My research has shown that on average, subjects with a higher social and online engagement were more likely to have improved their mental and physical health during the 8-week program.  Subjects who improved either their mental or physical health also showed to have a higher level of motivation than those who did not.  However, with about half of the participants not completing the final health survey, we cannot accurately determine if the program was successful for most of the subjects.


The most significant limitation of the study was having effective ways to communicate with and engage subjects.  Expectations about the level of engagement needed to participate in the study should have been better communicated, so that I could better analyze the mental and physical health changes of more subjects.  My messaging to subjects may have focused too much on how to create positive behavior change and not enough on the importance of tracking progress or actively participating in the weekly surveys.

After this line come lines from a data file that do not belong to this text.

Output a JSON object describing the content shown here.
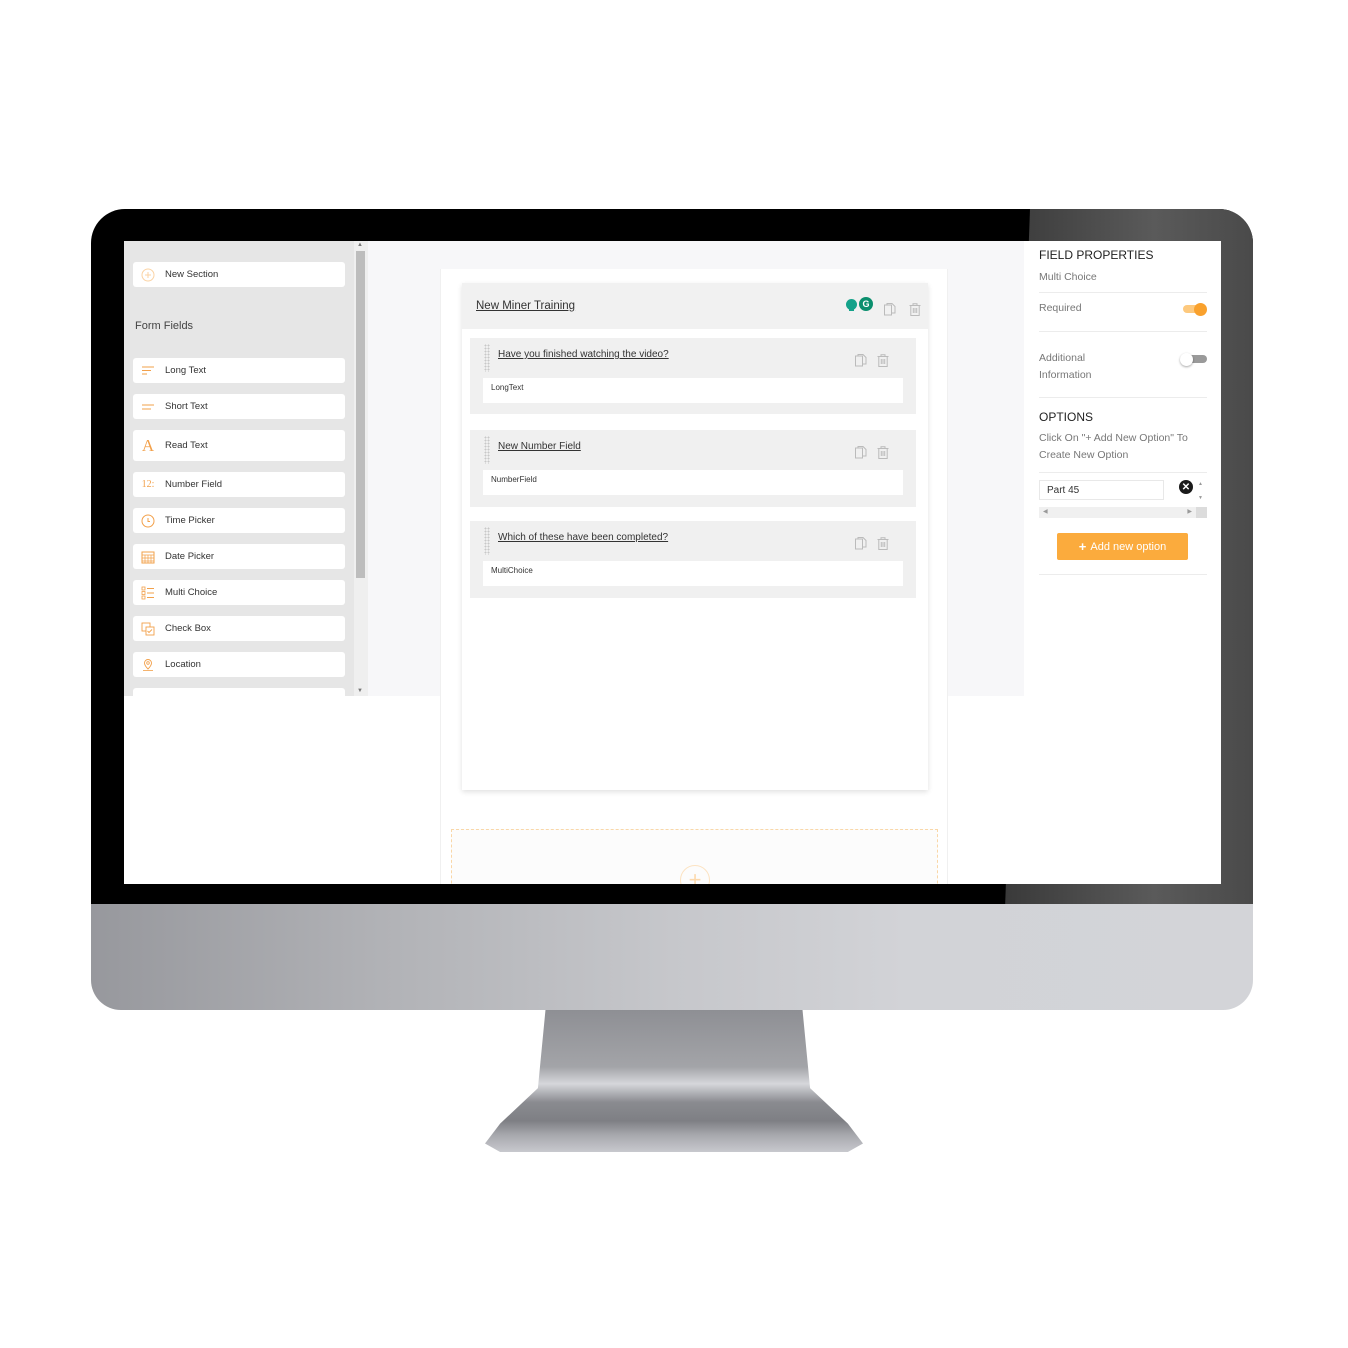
{
  "sidebar": {
    "new_section": {
      "label": "New Section",
      "icon": "plus-circle-icon"
    },
    "form_fields_title": "Form Fields",
    "items": [
      {
        "label": "Long Text",
        "icon": "long-text-icon"
      },
      {
        "label": "Short Text",
        "icon": "short-text-icon"
      },
      {
        "label": "Read Text",
        "icon": "read-text-icon",
        "glyph": "A"
      },
      {
        "label": "Number Field",
        "icon": "number-icon",
        "glyph": "12:"
      },
      {
        "label": "Time Picker",
        "icon": "clock-icon"
      },
      {
        "label": "Date Picker",
        "icon": "calendar-icon"
      },
      {
        "label": "Multi Choice",
        "icon": "list-icon"
      },
      {
        "label": "Check Box",
        "icon": "checkbox-icon"
      },
      {
        "label": "Location",
        "icon": "location-pin-icon"
      }
    ]
  },
  "canvas": {
    "section": {
      "title": "New Miner Training",
      "fields": [
        {
          "title": "Have you finished watching the video?",
          "type": "LongText"
        },
        {
          "title": "New Number Field",
          "type": "NumberField"
        },
        {
          "title": "Which of these have been completed?",
          "type": "MultiChoice"
        }
      ]
    },
    "grammarly_glyph": "G"
  },
  "properties": {
    "title": "FIELD PROPERTIES",
    "field_type": "Multi Choice",
    "required_label": "Required",
    "required_on": true,
    "additional_label": "Additional Information",
    "additional_on": false,
    "options_title": "OPTIONS",
    "options_hint": "Click On \"+ Add New Option\" To Create New Option",
    "options": [
      {
        "value": "Part 45"
      }
    ],
    "remove_glyph": "✕",
    "add_button_label": "Add new option",
    "add_button_glyph": "+"
  },
  "colors": {
    "accent": "#fbab3d",
    "icon_orange": "#f2a04a",
    "toggle_on": "#f9a12d",
    "grammarly": "#0b8f6e"
  }
}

Just as important as messaging was the usability of the health surveys.  The weekly surveys had a much higher participation rate than the final health survey because it was so difficult for subjects to access.  As noted in other sections of this project, the health survey was not accessible on any Mac device that was made in the past 2 years or any device that had any version more recent than Internet Explorer 8.  The current Internet Explorer version is 10.  Many subjects had emailed me personally asking for help with logging in and completing the health survey.  Some subjects had emailed me after submitting their health survey on the website, after which I was unable to find their results and had to ask them to resubmit their survey.  I wonder how many other subjects had thought that they had submitted a survey without it being fulling processed for more to access.

An opportunity that came from another significant limitation in the study was creating a brand and way to “sell” Paul Taylor and Dr. Sugarman’s 7 Body- Brain boosters.  Although Taylor and Sugarman had created the Boosters program with engaging videos, there was no specific branding or direction to take this content in my study.  Because branding and messaging of these boosters was nondescript, I was free to create a style of messaging for this content and later offered a position as Director of Marketing at Paul Taylor’s fitness company.  Despite personal and creative opportunities from this limitation, not having a strong brand or clear content program to follow may have resulted in less an overall less effective program for participants.

I created this study with the intention of challenging myself as much as I could before graduating.  This meant designing and building a website without graphic design or programming experience.  Because I used a http://wordpress.com template to build the site and Infographics made on http://infogr.am I was not able to exact look and user experience that I had hoped for with this program.  It is difficult to say how much my technical and design compromises had affected the results of the study, but it is clear to me that the content could have been displayed in a more engaging style.

This limitation also had an effect on the quality data I was able to collect during the study, as WordPress does not allow for Google Analytics integration.  WordPress has their own site analysis dashboard that doesn’t offer much information aside from the total number of people who viewed each post per day.  Google Analytics data would have shown me exactly when subjects visited the site, how long they were on the site, what device they were using to visit the site and much more.  However, not using a WordPress site template would have meant that subject may not have been able to access the site from multiple devices or engage with the site’s content as easily.

Future Directions

Digital wellness and a democratization of healthcare may be new, but it is here to stay.  According to a recent Pew Study[1], “81% of U.S. adults use the internet and 59% say they have looked online for health information in the past year. 35% of U.S. adults say they have gone online specifically to try to figure out what medical condition they or someone else might have.”  These numbers are likely to only increase as internet access and patient services become more easy to use and less expensive to consumers.

As new technology for integrating personalized data and social media is developed, so will new ways to engage users in online wellness and behavior change programs.  By creating a easy way for people to connect with each other, understand how to change their behaviors, and incorporate personal health data into their daily lives wellness program of the future will be more effective, cost efficient, scalable, and fun for users to make significant improvements to the quality of their lives.



This Document is a Master’s Project which has been prepared at the request of and in connection with the University of San Francisco Sport Management Program. Neither this Master’s Project nor any of the information contained therein may be reproduced or disclosed to any person under any circumstances without the express written permission of Mae Schultz.